The task of few-shot action recognition aims to recognize novel action classes using only a small number of labeled training samples. How to better describe the action in each video and how to compare the similarity between videos are two of the most critical factors in this task. Directly describing the video globally or by its individual frames cannot well represent the spatiotemporal dependencies within an action. On the other hand, naively matching the global representations of two videos is also not optimal since action can happen at different locations in a video with different speeds. In this work, we propose a novel approach that describes each video using multiple types of prototypes and then computes the video similarity with a particular matching strategy for each type of prototypes.

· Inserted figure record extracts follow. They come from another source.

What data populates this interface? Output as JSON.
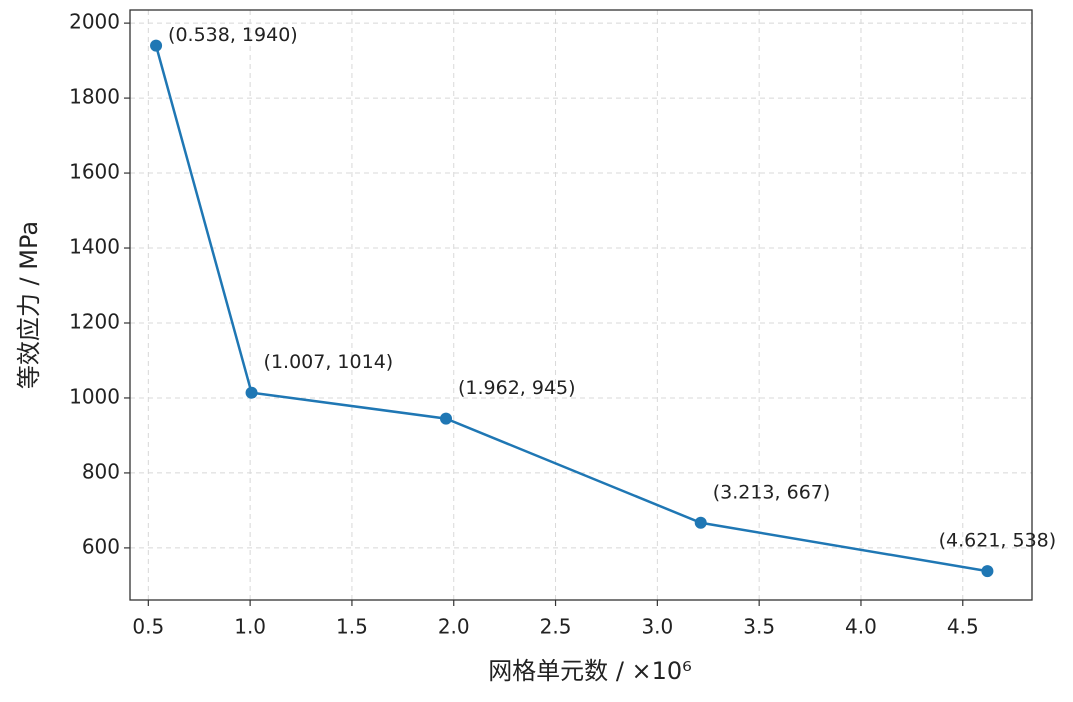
{
  "chart_data": {
    "type": "line",
    "xlabel": "网格单元数 / ×10⁶",
    "ylabel": "等效应力 / MPa",
    "x": [
      0.538,
      1.007,
      1.962,
      3.213,
      4.621
    ],
    "values": [
      1940,
      1014,
      945,
      667,
      538
    ],
    "value_labels": [
      "(0.538, 1940)",
      "(1.007, 1014)",
      "(1.962, 945)",
      "(3.213, 667)",
      "(4.621, 538)"
    ],
    "color": "#1f77b4",
    "xlim": [
      0.41,
      4.84
    ],
    "xticks": [
      0.5,
      {
        "value": 1,
        "label": "1.0"
      },
      1.5,
      {
        "value": 2,
        "label": "2.0"
      },
      2.5,
      {
        "value": 3,
        "label": "3.0"
      },
      3.5,
      {
        "value": 4,
        "label": "4.0"
      },
      4.5
    ],
    "ylim": [
      461,
      2035
    ],
    "yticks": [
      600,
      800,
      1000,
      1200,
      1400,
      1600,
      1800,
      2000
    ],
    "grid": true
  }
}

To better model the spatiotemporal dependency, we describe the video by generating prototypes that model the multi-level spatiotemporal relations via transformers. There are a total of three types of prototypes. The first type of prototypes are trained to describe specific aspects of the action in the video e.g., the start of the action, regardless of its timestamp. These prototypes are directly matched one-to-one between two videos to compare their similarity. The second type of prototypes are the timestamp-centered prototypes that are trained to focus on specific timestamps of the video. To deal with the temporal variation of actions in a video, we apply bipartite matching to allow the matching of prototypes of different timestamps. The third type of prototypes are generated from the timestamp-centered prototypes, which regularize their temporal consistency while serving as an auxiliary summarization of the whole video. Experiments demonstrate that our proposed method achieves state-of-the-art results on multiple benchmarks.

International Journal of Computer Vision